Tuesday was great. I planned to ride out to Snoqualmie Falls, a huge waterfall in more rural Seattle. Snoqualmie Falls is only about 30 miles from Seattle so I wanted to go a bit further into the east part of the state to see what was up there. I decided to take Interstate 90 east to make some time rather than cut through town to US-2. Very soon after leaving downtown Seattle, the road does get nice and curvy (for the freeway). I-90 is the longest freeway in the system stretching over three thousand miles from Seattle to Logan Airport in Boston, MA. I planned to travel 50 of them :). Growing up on the east coast you know there is always going to be a town every so often, so you don’t sweat too much about gas until the low fuel light comes on.
As I start to head up the pass, my low fuel light comes on. All of the exits change from being town exits to “national forest recreation” exits, ie, there is nothing there. It’s 20 miles to the top of the pass and 45 miles to the next town. The inevitable question of should I keep going or backtrack to a known town. I keep pushing on as I’m betting there is some type of development at the top of the pass (as there is in California). It’s just a great day to be outside. The sky is clear and the temperature is in the mid 60’s. The cool, mountain air is fresh. Spending so many days on the coast, it’s nice to be in the mountains again. I do regret to say that this is the first time the bike has played in the mountains. I’ve not been up in the Sierra Nevada mountains with it.

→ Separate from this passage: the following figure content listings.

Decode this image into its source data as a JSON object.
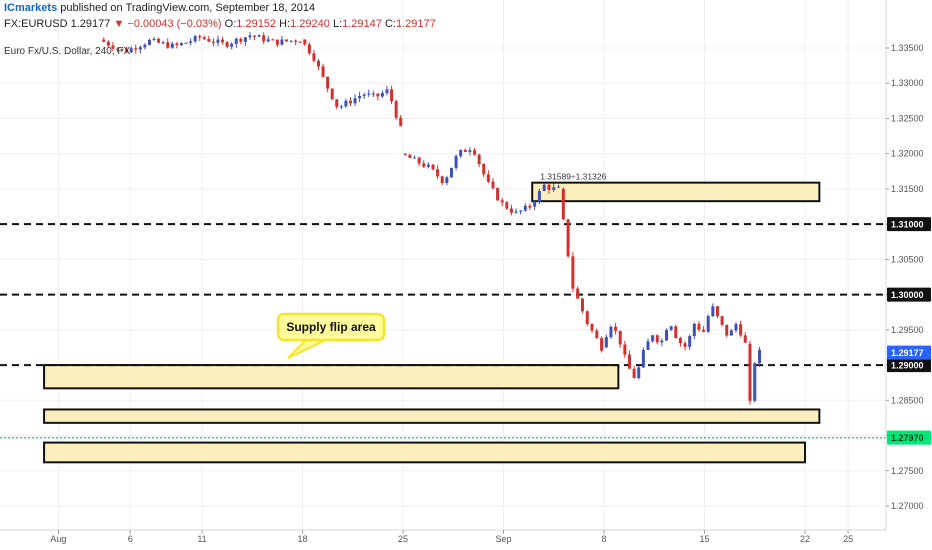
{
  "header": {
    "publisher": "ICmarkets",
    "published_text": " published on TradingView.com, September 18, 2014",
    "symbol": "FX:EURUSD",
    "last": "1.29177",
    "change_arrow": "▼",
    "change": "−0.00043 (−0.03%)",
    "o_label": "O:",
    "o_value": "1.29152",
    "h_label": "H:",
    "h_value": "1.29240",
    "l_label": "L:",
    "l_value": "1.29147",
    "c_label": "C:",
    "c_value": "1.29177",
    "instrument": "Euro Fx/U.S. Dollar, 240, FX"
  },
  "colors": {
    "up": "#3f51b5",
    "down": "#d32f2f",
    "zone_fill": "#fdeebd",
    "zone_border": "#111111",
    "last_price_tag": "#2962ff",
    "green_line": "#00e676",
    "grid": "#eef0f3",
    "brand": "#1565c0"
  },
  "chart_data": {
    "type": "candlestick",
    "title": "Euro Fx/U.S. Dollar, 240, FX",
    "y_ticks": [
      1.335,
      1.33,
      1.325,
      1.32,
      1.315,
      1.31,
      1.305,
      1.3,
      1.295,
      1.29,
      1.285,
      1.28,
      1.275,
      1.27
    ],
    "y_tick_labels": [
      "1.33500",
      "1.33000",
      "1.32500",
      "1.32000",
      "1.31500",
      "1.31000",
      "1.30500",
      "1.30000",
      "1.29500",
      "1.29000",
      "1.28500",
      "1.28000",
      "1.27500",
      "1.27000"
    ],
    "ylim": [
      1.2665,
      1.3378
    ],
    "x_ticks": [
      "Aug",
      "6",
      "11",
      "18",
      "25",
      "Sep",
      "8",
      "15",
      "22",
      "25"
    ],
    "price_segments": [
      {
        "from": "Aug 4",
        "to": "Aug 18",
        "path": [
          1.3362,
          1.3345,
          1.336,
          1.3352,
          1.3365,
          1.3355,
          1.3368,
          1.3358,
          1.3362
        ]
      },
      {
        "from": "Aug 18",
        "to": "Aug 25",
        "path": [
          1.3362,
          1.334,
          1.33,
          1.3265,
          1.3275,
          1.3285,
          1.328,
          1.329,
          1.3235
        ]
      },
      {
        "from": "Aug 25",
        "to": "Sep 3",
        "path": [
          1.32,
          1.319,
          1.318,
          1.316,
          1.32,
          1.321,
          1.316,
          1.313,
          1.3115,
          1.3125
        ]
      },
      {
        "from": "Sep 3",
        "to": "Sep 5",
        "path": [
          1.3125,
          1.314,
          1.3155,
          1.315,
          1.315
        ]
      },
      {
        "from": "Sep 5",
        "to": "Sep 8",
        "path": [
          1.315,
          1.301,
          1.296,
          1.2925
        ]
      },
      {
        "from": "Sep 8",
        "to": "Sep 18",
        "path": [
          1.2925,
          1.296,
          1.294,
          1.29,
          1.288,
          1.292,
          1.2945,
          1.293,
          1.2965,
          1.2935,
          1.2925,
          1.296,
          1.2945,
          1.2985,
          1.296,
          1.294,
          1.296,
          1.293
        ]
      },
      {
        "from": "Sep 18",
        "to": "Sep 19",
        "path": [
          1.293,
          1.287,
          1.2845,
          1.288,
          1.2905,
          1.2915,
          1.2918
        ]
      }
    ],
    "horizontal_lines": [
      {
        "value": 1.31,
        "label": "1.31000",
        "style": "dashed"
      },
      {
        "value": 1.3,
        "label": "1.30000",
        "style": "dashed"
      },
      {
        "value": 1.29,
        "label": "1.29000",
        "style": "dashed"
      },
      {
        "value": 1.2797,
        "label": "1.27970",
        "style": "dotted-green"
      }
    ],
    "zones": [
      {
        "label": "1.31589÷1.31326",
        "top": 1.31589,
        "bottom": 1.31326,
        "from": "Sep 3",
        "to": "Sep 23"
      },
      {
        "top": 1.29,
        "bottom": 1.2867,
        "from": "Jul 31",
        "to": "Sep 9"
      },
      {
        "top": 1.2837,
        "bottom": 1.2818,
        "from": "Jul 31",
        "to": "Sep 23"
      },
      {
        "top": 1.279,
        "bottom": 1.2762,
        "from": "Jul 31",
        "to": "Sep 22"
      }
    ],
    "annotation": "Supply flip area",
    "last_price": {
      "value": 1.29177,
      "label": "1.29177"
    }
  }
}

The Cascades are much steeper it seems than the Sierra Nevada. A lot of me feels at home here. Even as a kid I’ve always enjoyed the mountains. Up at the top of the pass I found a road that winds through the ski resorts. There was no one out… Kind of like a ghost town up there as everything is shut down for the season. I do find a gas station that was open. I fill up and head back down to Seattle.
On the way back I decide to take one of these National Forest recreation exits, Tinkham Road. Pavement quickly turns to dirt as the road heads back into the thick of the forest. I ride five or so miles into the woods and find nothing interesting (aside from a few bullet peppered signs), so I head back to the 90 freeway.
I check the tire at the interchange and hit the one thing that every motorcycist hits sooner or later: I picked up a staple in the tire. It’s not a deep cut so I decide to keep riding with it in there. At the bottom of the pass I check the pressure and I’m not losing air.
Snoqualmie Falls was incredible.
Andy proposed to his wife Raissa there and over the years I’ve heard a lot about it. Andy joked, “You want to go there?” Yeah, I want to go there. From the moment I get there you can see it’s couples heaven. Snoqualmie Falls is a hydroelectric plant.
Walking down to the falls you see a whole lot of “watch for rising water” signs. At one point the trail is caged in to keep the humans out of the park rather than the animals away from the humans.
The ride back to Seattle was quite uneventful. Lots of suburbia. Not much traffic (for a first!) so all in all a great day.